To his impressionist friends, Vincent Van Gogh was a pathetic puzzle. Renoir, Monet and Pissarro all painted nature ripe and smiling in iridescent veils of sunlight, but the touchy, red-bearded Dutchman couldn’t manage that; he seemed to be after something different.

Not until after Van Gogh committed suicide in 1890 did the world begin to find out what he was pursuing. In ten years of agony, bliss and hard labor, he had poured out some 900 drawings and 800 paintings, written hundreds of letters. Self-expression was all he cared about, and the self he expressed was so affectionate, violent and wide open to the world around him that the circle of his admirers has broadened with each generation.

Nine hundred thousand people scrambled to see Van Gogh’s first full-scale show in the U.S. (in 1935-36). Last week a repeat performance opened in Manhattan’s Metropolitan Museum.

The new exhibition, which would move on to Chicago’s Art Institute in January, was even more comprehensive than the old one, with 96 paintings and 68 drawings covering every period of his work.

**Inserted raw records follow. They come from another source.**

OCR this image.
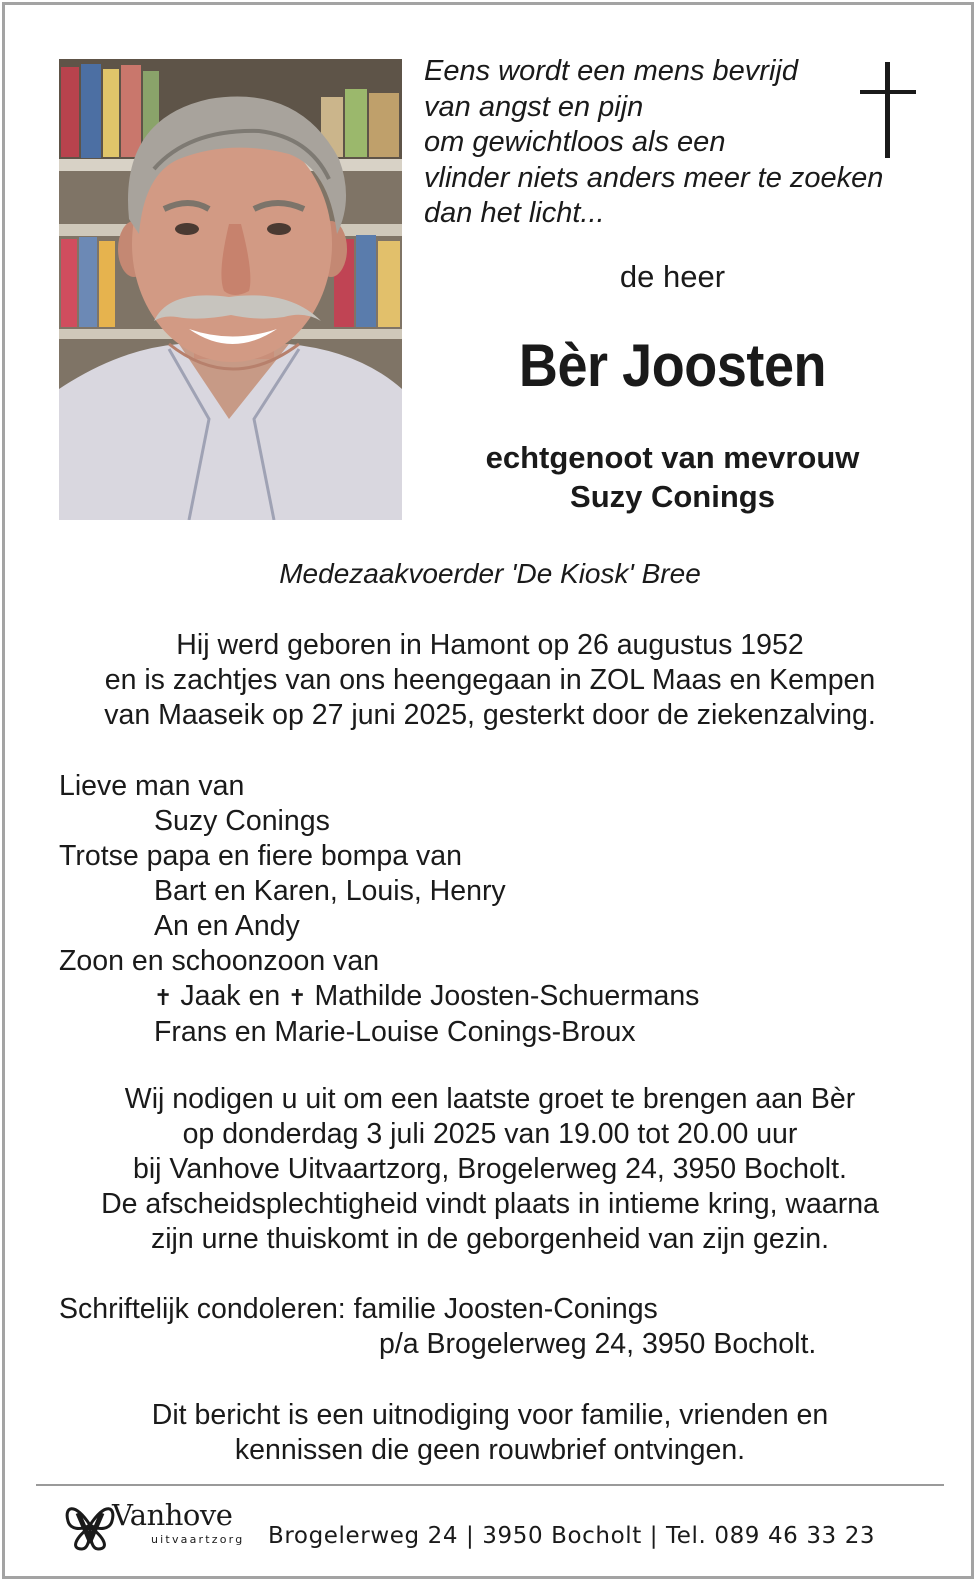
Eens wordt een mens bevrijd
van angst en pijn
om gewichtloos als een
vlinder niets anders meer te zoeken
dan het licht...
de heer
Bèr Joosten
echtgenoot van mevrouw
Suzy Conings
Medezaakvoerder 'De Kiosk' Bree
Hij werd geboren in Hamont op 26 augustus 1952
en is zachtjes van ons heengegaan in ZOL Maas en Kempen
van Maaseik op 27 juni 2025, gesterkt door de ziekenzalving.
Lieve man van
Suzy Conings
Trotse papa en fiere bompa van
Bart en Karen, Louis, Henry
An en Andy
Zoon en schoonzoon van
✝ Jaak en ✝ Mathilde Joosten-Schuermans
Frans en Marie-Louise Conings-Broux
Wij nodigen u uit om een laatste groet te brengen aan Bèr
op donderdag 3 juli 2025 van 19.00 tot 20.00 uur
bij Vanhove Uitvaartzorg, Brogelerweg 24, 3950 Bocholt.
De afscheidsplechtigheid vindt plaats in intieme kring, waarna
zijn urne thuiskomt in de geborgenheid van zijn gezin.
Schriftelijk condoleren: familie Joosten-Conings
p/a Brogelerweg 24, 3950 Bocholt.
Dit bericht is een uitnodiging voor familie, vrienden en
kennissen die geen rouwbrief ontvingen.
Vanhove
uitvaartzorg Brogelerweg 24 | 3950 Bocholt | Tel. 089 46 33 23
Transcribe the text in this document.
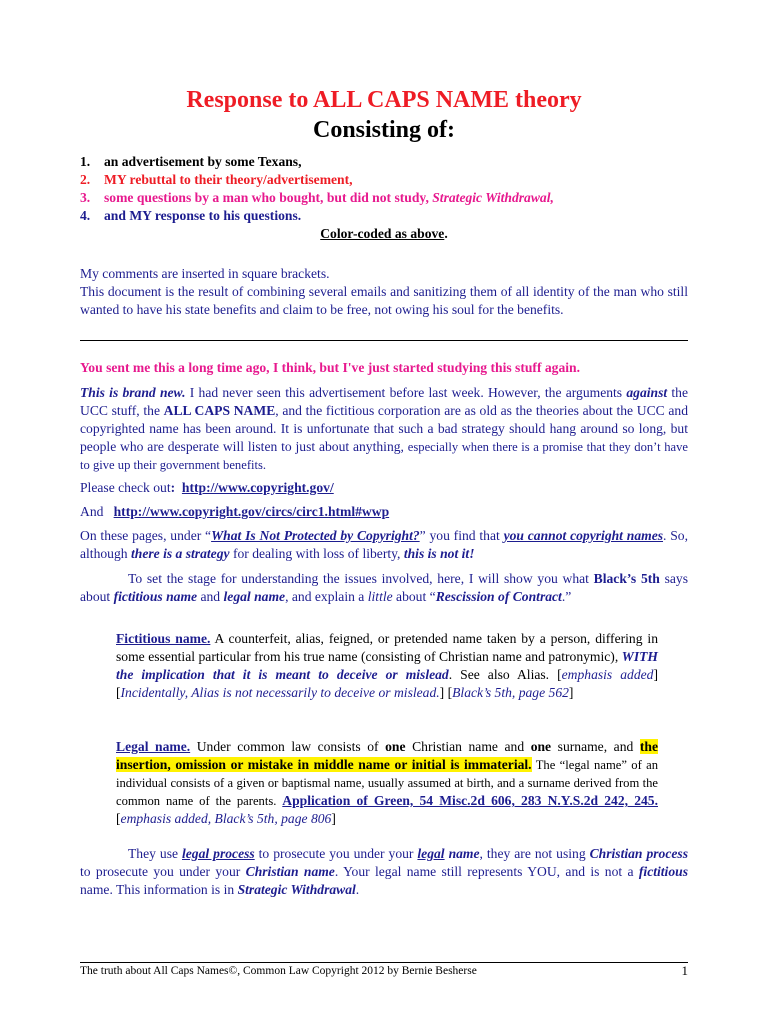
Response to ALL CAPS NAME theory
Consisting of:
1. an advertisement by some Texans,
2. MY rebuttal to their theory/advertisement,
3. some questions by a man who bought, but did not study, Strategic Withdrawal,
4. and MY response to his questions.
Color-coded as above.

My comments are inserted in square brackets.

This document is the result of combining several emails and sanitizing them of all identity of the man who still wanted to have his state benefits and claim to be free, not owing his soul for the benefits.

You sent me this a long time ago, I think, but I've just started studying this stuff again.

This is brand new. I had never seen this advertisement before last week. However, the arguments against the UCC stuff, the ALL CAPS NAME, and the fictitious corporation are as old as the theories about the UCC and copyrighted name has been around. It is unfortunate that such a bad strategy should hang around so long, but people who are desperate will listen to just about anything, especially when there is a promise that they don’t have to give up their government benefits.

Please check out: http://www.copyright.gov/
And http://www.copyright.gov/circs/circ1.html#wwp
On these pages, under “What Is Not Protected by Copyright?” you find that you cannot copyright names. So, although there is a strategy for dealing with loss of liberty, this is not it!

To set the stage for understanding the issues involved, here, I will show you what Black’s 5th says about fictitious name and legal name, and explain a little about “Rescission of Contract.”

Fictitious name. A counterfeit, alias, feigned, or pretended name taken by a person, differing in some essential particular from his true name (consisting of Christian name and patronymic), WITH the implication that it is meant to deceive or mislead. See also Alias. [emphasis added] [Incidentally, Alias is not necessarily to deceive or mislead.] [Black’s 5th, page 562]
Legal name. Under common law consists of one Christian name and one surname, and the insertion, omission or mistake in middle name or initial is immaterial. The “legal name” of an individual consists of a given or baptismal name, usually assumed at birth, and a surname derived from the common name of the parents. Application of Green, 54 Misc.2d 606, 283 N.Y.S.2d 242, 245. [emphasis added, Black’s 5th, page 806]

They use legal process to prosecute you under your legal name, they are not using Christian process to prosecute you under your Christian name. Your legal name still represents YOU, and is not a fictitious name. This information is in Strategic Withdrawal.

The truth about All Caps Names©, Common Law Copyright 2012 by Bernie Besherse	1
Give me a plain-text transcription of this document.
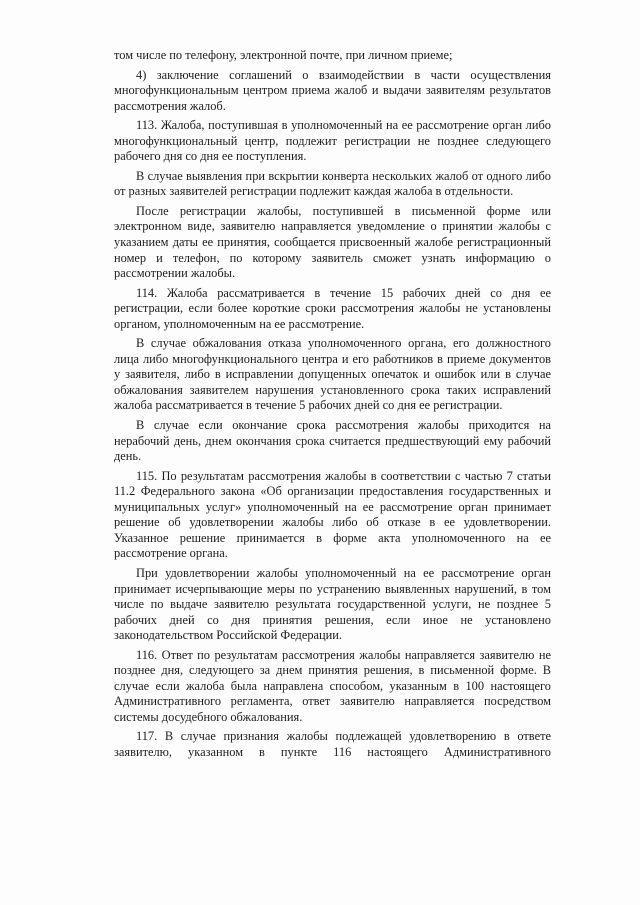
том числе по телефону, электронной почте, при личном приеме;

4) заключение соглашений о взаимодействии в части осуществления многофункциональным центром приема жалоб и выдачи заявителям результатов рассмотрения жалоб.

113. Жалоба, поступившая в уполномоченный на ее рассмотрение орган либо многофункциональный центр, подлежит регистрации не позднее следующего рабочего дня со дня ее поступления.

В случае выявления при вскрытии конверта нескольких жалоб от одного либо от разных заявителей регистрации подлежит каждая жалоба в отдельности.

После регистрации жалобы, поступившей в письменной форме или электронном виде, заявителю направляется уведомление о принятии жалобы с указанием даты ее принятия, сообщается присвоенный жалобе регистрационный номер и телефон, по которому заявитель сможет узнать информацию о рассмотрении жалобы.

114. Жалоба рассматривается в течение 15 рабочих дней со дня ее регистрации, если более короткие сроки рассмотрения жалобы не установлены органом, уполномоченным на ее рассмотрение.

В случае обжалования отказа уполномоченного органа, его должностного лица либо многофункционального центра и его работников в приеме документов у заявителя, либо в исправлении допущенных опечаток и ошибок или в случае обжалования заявителем нарушения установленного срока таких исправлений жалоба рассматривается в течение 5 рабочих дней со дня ее регистрации.

В случае если окончание срока рассмотрения жалобы приходится на нерабочий день, днем окончания срока считается предшествующий ему рабочий день.

115. По результатам рассмотрения жалобы в соответствии с частью 7 статьи 11.2 Федерального закона «Об организации предоставления государственных и муниципальных услуг» уполномоченный на ее рассмотрение орган принимает решение об удовлетворении жалобы либо об отказе в ее удовлетворении. Указанное решение принимается в форме акта уполномоченного на ее рассмотрение органа.

При удовлетворении жалобы уполномоченный на ее рассмотрение орган принимает исчерпывающие меры по устранению выявленных нарушений, в том числе по выдаче заявителю результата государственной услуги, не позднее 5 рабочих дней со дня принятия решения, если иное не установлено законодательством Российской Федерации.

116. Ответ по результатам рассмотрения жалобы направляется заявителю не позднее дня, следующего за днем принятия решения, в письменной форме. В случае если жалоба была направлена способом, указанным в 100 настоящего Административного регламента, ответ заявителю направляется посредством системы досудебного обжалования.

117. В случае признания жалобы подлежащей удовлетворению в ответе заявителю, указанном в пункте 116 настоящего Административного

In their use of color the paintings of the impressionists were like windows looking out onto sun-filled space. Van Gogh’s were more like lamps; the powerful contrasts of pure color created an effect of light-vibration which was not confined to the pictures themselves but seemed to radiate from them. And where the impressionists minimized drawing, he applied an oriental concept that he had learned from studying the woodcuts of the 19th Century Japanese artists, Hiroshige and Hokusai. To Van Gogh, as to the Japanese, line was more than a lasso for capturing shapes, it was a way of touching and riding the slope of a field, the thirsty arc of a sunflower, the surge of a mountain or the flamelike thrust of a cypress.